Newton has shared every step he took to debunk the story, including the documents the fake whistle-blower shared with him to back up the story. Including a Gemini-generated ID badge and an 18-page report. That the fake-whistle blower used Gemini instead of another LLM to generate the image was part of what proofed him as fake, as Gemini embeds SynthID watermarks in its images which Google can see.
Meanwhile the report took longer to debunk, as Newton admits that he lacked the technical knowledge to see it for the forgery it was. This is a problem with many hoax stories, as journalists cannot be experts in every field and content generated by AI looks more realistic every day. And so fake news spreads around the world faster than ever before, while the truth tries to catch up.
Why you should care
Some may wonder why an AI generated story or image is more dangerous than something written by a person or a photoshopped image. But it is the ease of use that is one of the dangers. Why would you do something yourself if it takes a fraction of the time and effort to ask an LLM to do it for you?
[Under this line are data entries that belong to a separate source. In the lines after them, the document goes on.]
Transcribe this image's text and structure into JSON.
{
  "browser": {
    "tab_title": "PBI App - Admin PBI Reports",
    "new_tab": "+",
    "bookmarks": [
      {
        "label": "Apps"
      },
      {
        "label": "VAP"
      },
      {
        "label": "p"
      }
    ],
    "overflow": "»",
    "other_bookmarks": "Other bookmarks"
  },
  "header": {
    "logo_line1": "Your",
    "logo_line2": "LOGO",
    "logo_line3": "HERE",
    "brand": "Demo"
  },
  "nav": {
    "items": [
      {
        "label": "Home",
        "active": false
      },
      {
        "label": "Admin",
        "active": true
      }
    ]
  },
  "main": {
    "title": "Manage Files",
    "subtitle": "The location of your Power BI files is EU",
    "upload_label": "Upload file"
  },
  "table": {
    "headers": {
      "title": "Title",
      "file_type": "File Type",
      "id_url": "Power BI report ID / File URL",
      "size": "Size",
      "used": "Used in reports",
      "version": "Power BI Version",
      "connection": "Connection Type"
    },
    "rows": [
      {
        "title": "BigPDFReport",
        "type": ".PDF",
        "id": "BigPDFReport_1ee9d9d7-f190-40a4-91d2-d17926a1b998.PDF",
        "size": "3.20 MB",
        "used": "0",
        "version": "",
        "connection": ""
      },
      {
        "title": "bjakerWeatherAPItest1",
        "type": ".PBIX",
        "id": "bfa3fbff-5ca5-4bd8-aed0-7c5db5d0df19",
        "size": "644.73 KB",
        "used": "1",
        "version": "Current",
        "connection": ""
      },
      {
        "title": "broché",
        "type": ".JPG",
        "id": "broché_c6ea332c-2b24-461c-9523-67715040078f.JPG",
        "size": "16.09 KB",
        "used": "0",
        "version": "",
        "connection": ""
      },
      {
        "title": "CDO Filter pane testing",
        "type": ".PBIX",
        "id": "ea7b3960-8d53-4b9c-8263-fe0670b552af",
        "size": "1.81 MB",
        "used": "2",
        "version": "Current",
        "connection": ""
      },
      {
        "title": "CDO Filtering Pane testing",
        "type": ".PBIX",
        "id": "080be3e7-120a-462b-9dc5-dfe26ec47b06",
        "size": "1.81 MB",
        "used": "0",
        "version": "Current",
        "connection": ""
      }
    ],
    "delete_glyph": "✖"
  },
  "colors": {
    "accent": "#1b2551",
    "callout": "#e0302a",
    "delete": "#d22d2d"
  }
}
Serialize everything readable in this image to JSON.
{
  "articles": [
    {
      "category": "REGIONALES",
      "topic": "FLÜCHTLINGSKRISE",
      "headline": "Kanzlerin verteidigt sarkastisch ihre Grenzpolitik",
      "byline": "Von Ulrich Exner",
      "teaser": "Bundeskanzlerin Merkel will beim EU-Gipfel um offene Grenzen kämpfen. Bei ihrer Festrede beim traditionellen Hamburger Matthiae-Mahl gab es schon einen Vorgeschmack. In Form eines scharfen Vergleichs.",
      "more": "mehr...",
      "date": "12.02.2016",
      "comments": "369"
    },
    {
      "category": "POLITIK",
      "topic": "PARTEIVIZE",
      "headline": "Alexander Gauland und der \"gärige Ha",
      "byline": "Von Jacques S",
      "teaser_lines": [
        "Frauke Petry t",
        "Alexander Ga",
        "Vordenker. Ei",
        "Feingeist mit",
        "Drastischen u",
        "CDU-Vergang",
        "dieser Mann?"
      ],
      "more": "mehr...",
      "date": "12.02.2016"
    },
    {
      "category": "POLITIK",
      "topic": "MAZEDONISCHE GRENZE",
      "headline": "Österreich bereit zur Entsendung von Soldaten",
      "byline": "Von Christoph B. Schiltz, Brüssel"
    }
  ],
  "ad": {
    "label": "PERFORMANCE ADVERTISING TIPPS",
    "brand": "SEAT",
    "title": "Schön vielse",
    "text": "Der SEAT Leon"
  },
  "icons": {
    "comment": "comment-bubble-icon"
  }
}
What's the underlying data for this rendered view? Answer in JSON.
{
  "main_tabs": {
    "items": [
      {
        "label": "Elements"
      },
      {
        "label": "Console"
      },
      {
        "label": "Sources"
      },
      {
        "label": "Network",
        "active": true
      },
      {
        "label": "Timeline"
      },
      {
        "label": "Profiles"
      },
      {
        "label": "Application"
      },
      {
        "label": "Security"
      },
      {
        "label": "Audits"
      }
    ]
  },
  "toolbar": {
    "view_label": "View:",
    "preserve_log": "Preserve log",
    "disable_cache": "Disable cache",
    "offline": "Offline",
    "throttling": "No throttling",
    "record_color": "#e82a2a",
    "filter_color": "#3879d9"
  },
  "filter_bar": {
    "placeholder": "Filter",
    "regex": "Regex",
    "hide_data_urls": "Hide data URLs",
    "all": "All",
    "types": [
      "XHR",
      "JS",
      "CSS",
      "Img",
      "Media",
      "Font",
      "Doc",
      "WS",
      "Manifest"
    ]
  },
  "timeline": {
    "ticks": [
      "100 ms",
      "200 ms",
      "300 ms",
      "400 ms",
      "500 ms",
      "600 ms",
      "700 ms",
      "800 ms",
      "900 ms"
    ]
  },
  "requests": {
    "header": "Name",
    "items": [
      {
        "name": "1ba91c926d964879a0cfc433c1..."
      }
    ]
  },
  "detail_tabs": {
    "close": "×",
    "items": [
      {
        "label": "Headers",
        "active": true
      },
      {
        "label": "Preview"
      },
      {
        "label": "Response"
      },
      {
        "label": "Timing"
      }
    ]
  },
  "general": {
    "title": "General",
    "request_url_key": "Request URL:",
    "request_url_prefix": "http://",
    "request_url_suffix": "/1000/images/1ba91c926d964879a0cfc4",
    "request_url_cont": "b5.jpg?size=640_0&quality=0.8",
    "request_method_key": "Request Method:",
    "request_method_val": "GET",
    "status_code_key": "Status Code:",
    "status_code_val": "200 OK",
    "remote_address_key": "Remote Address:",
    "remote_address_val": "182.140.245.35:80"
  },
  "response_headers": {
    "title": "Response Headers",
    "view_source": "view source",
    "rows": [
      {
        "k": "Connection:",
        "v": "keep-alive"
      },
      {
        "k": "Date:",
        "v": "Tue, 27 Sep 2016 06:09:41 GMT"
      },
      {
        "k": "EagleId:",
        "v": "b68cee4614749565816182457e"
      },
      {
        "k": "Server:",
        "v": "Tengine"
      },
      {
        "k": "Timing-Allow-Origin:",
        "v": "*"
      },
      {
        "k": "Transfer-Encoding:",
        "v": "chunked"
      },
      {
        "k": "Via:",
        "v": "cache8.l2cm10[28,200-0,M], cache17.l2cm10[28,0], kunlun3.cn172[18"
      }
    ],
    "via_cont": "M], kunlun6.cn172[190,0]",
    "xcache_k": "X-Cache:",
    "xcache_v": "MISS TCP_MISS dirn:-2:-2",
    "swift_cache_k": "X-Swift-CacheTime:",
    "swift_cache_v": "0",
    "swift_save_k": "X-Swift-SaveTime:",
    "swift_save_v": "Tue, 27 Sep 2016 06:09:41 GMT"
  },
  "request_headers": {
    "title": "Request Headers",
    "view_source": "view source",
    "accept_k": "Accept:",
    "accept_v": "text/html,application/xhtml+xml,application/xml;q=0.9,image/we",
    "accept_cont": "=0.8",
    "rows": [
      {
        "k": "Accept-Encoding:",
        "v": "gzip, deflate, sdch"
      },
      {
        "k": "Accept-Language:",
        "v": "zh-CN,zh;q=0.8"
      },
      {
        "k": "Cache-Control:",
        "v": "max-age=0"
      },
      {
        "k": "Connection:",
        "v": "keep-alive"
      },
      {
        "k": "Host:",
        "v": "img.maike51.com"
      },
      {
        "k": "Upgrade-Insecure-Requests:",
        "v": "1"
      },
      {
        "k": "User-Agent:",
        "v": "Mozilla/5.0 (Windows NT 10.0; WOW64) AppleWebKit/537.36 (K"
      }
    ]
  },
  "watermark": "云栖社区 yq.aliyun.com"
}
The answer is because it can go very wrong if you ask an LLM to do the work for you, just ask the Dutch couple who asked their friend to officiate their wedding. The friend wrote his speech and their vows with ChatGPT. Now a judge has ruled that the marriage certificate is invalid because the couple’s vows did not comply with the law. This may same small and insignificant to you because it happened to someone else, but to the couple it was devastating.
It can go very wrong if you ask an LLM to do the work for you.
On a larger scale, Germany’s government and Holocaust memorial institutions have noticed a flood of AI generated images portraying invented events, including meetings of concentration camp inmates and their liberators or children behind barbed wire. The German government and the institutions have called on social media platforms to stop the spread of these fake images as they distort and trivialise history.
We have seen before how fake news can influence elections and referendums, such as in 2016 in the United States and the many lies of the Brexit campaign. Gen-AI is only making it easier for those with bad intentions to create fake news and deepfakes, making it likely that more elections will be influenced in the near future.
In January 2026, the Internet Watch Foundation (IWF) warned that "AI tools will become child sexual abuse machines without urgent action". Their data showed that 2025 was the worst year on record for online child sexual abuse material. Their numbers included a "26,362% rise in photo-realistic AI videos of child sexual abuse often including real and recognisable child victims".
In November 2017, Ian Goodfellow warned that AI might set us back 100 years when it comes to how we consume news, because we will not be able to trust what we are seeing any more. And in 2018 before the widespread availability of gen-AI, technologists and researchers like Aviv Ovadya already warned about an “infocalypse”, where fake images and videos “undermine or upend core civilisational institutions”.
Yet, almost a decade later, all these warnings have not resulted in any or enough legislation to combat the rising issue. In fact, some governments are actively working to not regulate AI at all. And so, our society comes more under threat of fake news generated by AI every day and you should care about that.